I was out in Portland, Oregon last week and while there I sat down for an interview with Mayor Charlie Hales. We talked about the real Portland vs. the idea of Portland, the city’s industrial base, retrofitting suburban infrastructure, and a lot more. If the audio doesn’t display for you, click over to Soundcloud.
Here are some edited highlights of our conversation. For those who prefer reading to listening, a complete transcript is available.
Mayor Hales rejects the idea that we will have to strategically abandon infrastructure because the finances don’t add up:
My point here is that this is about political will. It is not inevitable or immutable that America is going watch its infrastructure decline. It’s a choice. It’s a bad choice to dither and do nothing. And it’s a good choice to step up and do something. And I think you’ll see more cities doing what we’re doing here in Portland. Which is to say, we’re going act locally, and then keep the pressure on Congress and the State House to do their part too.
Regarding how hard it really is to find a job in Portland:
Not hard. In fact, I think it’s 4.8% — the unemployment rate — among 25-34 year olds here — lower than New York, lower than a lot of places. We’re the 3rd greatest city in terms of college educated immigrants moving here deliberately. They move here, and then not long after, they find work. Or they create work by starting their own business because we’re a very entrepreneurial city as well. I did this in 1979. It’s not an original thing for Portland. In fact you could say it’s been happening since Lewis and Clark that we — that people immigrated here from elsewhere because they saw some opportunity here. We’ve been absorbing those people as they come to Portland. They find work. But that’s the value set of that 25-34 year old cohort. They care about quality of place, quality of life, and what they’re going do when they’re not working. And that doesn’t include, say, sitting in traffic in suburbia. So they like the idea of living in Portland, and they come here and try to make it work. And most of them do. Again, we have a better employment situation for those folks than New York City does. So it’s not true that young people come here and are stuck in jobs that they’re way over qualified for indefinitely.

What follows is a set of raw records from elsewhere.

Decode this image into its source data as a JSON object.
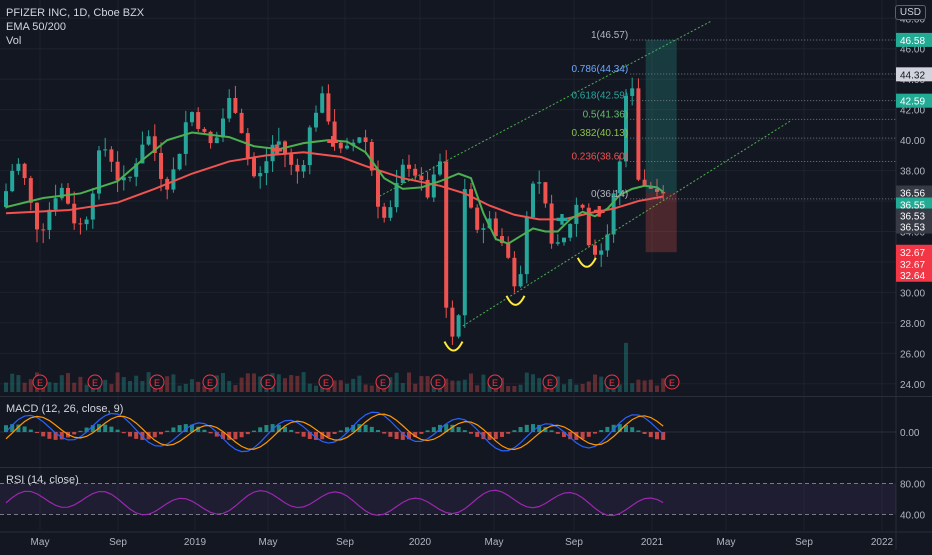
{
  "header": {
    "symbol": "PFIZER INC, 1D, Cboe BZX",
    "indicator_ema": "EMA 50/200",
    "indicator_vol": "Vol"
  },
  "currency_button": "USD",
  "panes": {
    "macd_label": "MACD (12, 26, close, 9)",
    "rsi_label": "RSI (14, close)"
  },
  "chart_data": {
    "type": "candlestick",
    "instrument": "PFIZER INC",
    "timeframe": "1D",
    "exchange": "Cboe BZX",
    "price_axis": {
      "ticks": [
        48,
        46,
        44,
        42,
        40,
        38,
        36,
        34,
        32,
        30,
        28,
        26,
        24
      ],
      "labels": [
        "48.00",
        "46.00",
        "44.00",
        "42.00",
        "40.00",
        "38.00",
        "36.00",
        "34.00",
        "32.00",
        "30.00",
        "28.00",
        "26.00",
        "24.00"
      ],
      "ylim": [
        23.2,
        49.2
      ]
    },
    "time_axis": [
      "May",
      "Sep",
      "2019",
      "May",
      "Sep",
      "2020",
      "May",
      "Sep",
      "2021",
      "May",
      "Sep",
      "2022"
    ],
    "ema50": [
      [
        0,
        35.6
      ],
      [
        6,
        36.2
      ],
      [
        12,
        36.5
      ],
      [
        18,
        37.3
      ],
      [
        22,
        38.7
      ],
      [
        26,
        40.0
      ],
      [
        30,
        40.5
      ],
      [
        36,
        40.2
      ],
      [
        40,
        39.6
      ],
      [
        44,
        39.4
      ],
      [
        48,
        39.8
      ],
      [
        52,
        40.0
      ],
      [
        55,
        39.9
      ],
      [
        58,
        39.2
      ],
      [
        61,
        37.5
      ],
      [
        64,
        36.8
      ],
      [
        67,
        36.9
      ],
      [
        70,
        37.3
      ],
      [
        73,
        37.8
      ],
      [
        75,
        37.5
      ],
      [
        77,
        35.2
      ],
      [
        79,
        33.5
      ],
      [
        81,
        33.2
      ],
      [
        83,
        33.7
      ],
      [
        85,
        34.2
      ],
      [
        87,
        34.0
      ],
      [
        89,
        34.0
      ],
      [
        91,
        34.8
      ],
      [
        93,
        35.3
      ],
      [
        95,
        35.0
      ],
      [
        97,
        35.5
      ],
      [
        99,
        36.4
      ],
      [
        101,
        36.8
      ],
      [
        103,
        37.0
      ],
      [
        105,
        36.9
      ],
      [
        106,
        36.6
      ]
    ],
    "ema200": [
      [
        0,
        35.2
      ],
      [
        10,
        35.4
      ],
      [
        18,
        35.9
      ],
      [
        24,
        36.8
      ],
      [
        30,
        37.8
      ],
      [
        36,
        38.6
      ],
      [
        42,
        39.0
      ],
      [
        48,
        39.2
      ],
      [
        54,
        38.9
      ],
      [
        58,
        38.3
      ],
      [
        64,
        37.5
      ],
      [
        70,
        37.0
      ],
      [
        74,
        36.5
      ],
      [
        78,
        35.7
      ],
      [
        82,
        35.1
      ],
      [
        86,
        34.8
      ],
      [
        90,
        34.8
      ],
      [
        94,
        35.2
      ],
      [
        98,
        35.5
      ],
      [
        102,
        36.0
      ],
      [
        106,
        36.3
      ]
    ],
    "channel_lines": [
      {
        "style": "dotted",
        "color": "#4caf50",
        "from": [
          60.0,
          36.2
        ],
        "to": [
          114.0,
          47.8
        ]
      },
      {
        "style": "dotted",
        "color": "#4caf50",
        "from": [
          74.0,
          27.8
        ],
        "to": [
          127.0,
          41.3
        ]
      }
    ],
    "fibonacci": [
      {
        "label": "1(46.57)",
        "value": 46.57,
        "color": "#b2b5be"
      },
      {
        "label": "0.786(44.34)",
        "value": 44.34,
        "color": "#6ea7ff"
      },
      {
        "label": "0.618(42.59)",
        "value": 42.59,
        "color": "#26a69a"
      },
      {
        "label": "0.5(41.36)",
        "value": 41.36,
        "color": "#66bb6a"
      },
      {
        "label": "0.382(40.13)",
        "value": 40.13,
        "color": "#8bc34a"
      },
      {
        "label": "0.236(38.60)",
        "value": 38.6,
        "color": "#ef5350"
      },
      {
        "label": "0(36.14)",
        "value": 36.14,
        "color": "#b2b5be"
      }
    ],
    "long_position": {
      "entry": 36.55,
      "target": 46.58,
      "stop": 32.64,
      "start": 103.5,
      "end": 108.5
    },
    "pattern_marks": [
      [
        72.5,
        27.3
      ],
      [
        82.5,
        30.3
      ],
      [
        94,
        32.8
      ]
    ],
    "price_labels": [
      {
        "text": "46.58",
        "value": 46.58,
        "color": "#22ab94"
      },
      {
        "text": "44.32",
        "value": 44.32,
        "color": "#131722"
      },
      {
        "text": "42.59",
        "value": 42.59,
        "color": "#22ab94"
      },
      {
        "text": "36.56",
        "value": 36.56,
        "color": "#363a45"
      },
      {
        "text": "36.55",
        "value": 36.55,
        "color": "#22ab94"
      },
      {
        "text": "36.53",
        "value": 36.53,
        "color": "#363a45"
      },
      {
        "text": "36.53",
        "value": 36.53,
        "color": "#363a45"
      },
      {
        "text": "32.67",
        "value": 32.67,
        "color": "#f23645"
      },
      {
        "text": "32.67",
        "value": 32.67,
        "color": "#f23645"
      },
      {
        "text": "32.64",
        "value": 32.64,
        "color": "#f23645"
      }
    ],
    "earnings_marker": "E",
    "macd": {
      "axis_label": "0.00",
      "zero": 0
    },
    "rsi": {
      "axis_labels": [
        "80.00",
        "40.00"
      ],
      "upper": 80,
      "lower": 40
    }
  },
  "colors": {
    "up": "#26a69a",
    "down": "#ef5350",
    "ema50": "#4caf50",
    "ema200": "#f05350",
    "macd": "#2962ff",
    "signal": "#ff9800",
    "rsi": "#9c27b0",
    "marker": "#ffeb3b"
  }
}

About how the real Portland differs from the idea of Portland people have from the media:
Like all good caricatures, Portlandia makes fun of some things about us that are true. I mean, we do love localism, so Colin the Chicken is somebody that we would care about here in Portland. And we are relentlessly earnest about our values.
There some other ways that we don’t. We’re still an industrial city. We’re a big hands, port industrial city. We build boxcars and barges. We just cut the ribbon on the biggest dry dock in North America last weekend. So we employ a lot of welders and steel fitters and plumbers and pipe fitters, and all those hands-on trades. We build trucks here. We build boxcars. We make steel pipe. There’s a lot of traditional “old economy” industry here.
Another part of Portland that doesn’t show up in the caricature is…the other half of the neighborhoods that were half-baked suburbia when they got annexed into the city. And we’re trying to make them complete communities with a local economy in that neighborhood and those kind of services that you can walk to. And, oh yeah, in many cases, there aren’t even sidewalks, and there’s no neighborhood park. So, we’re spending a lot of effort and money on trying to retrofit those suburban parts of Portland, to not be physically identical to the old neighborhoods, but have those ingredients of a complete neighborhood that Portlanders like to see.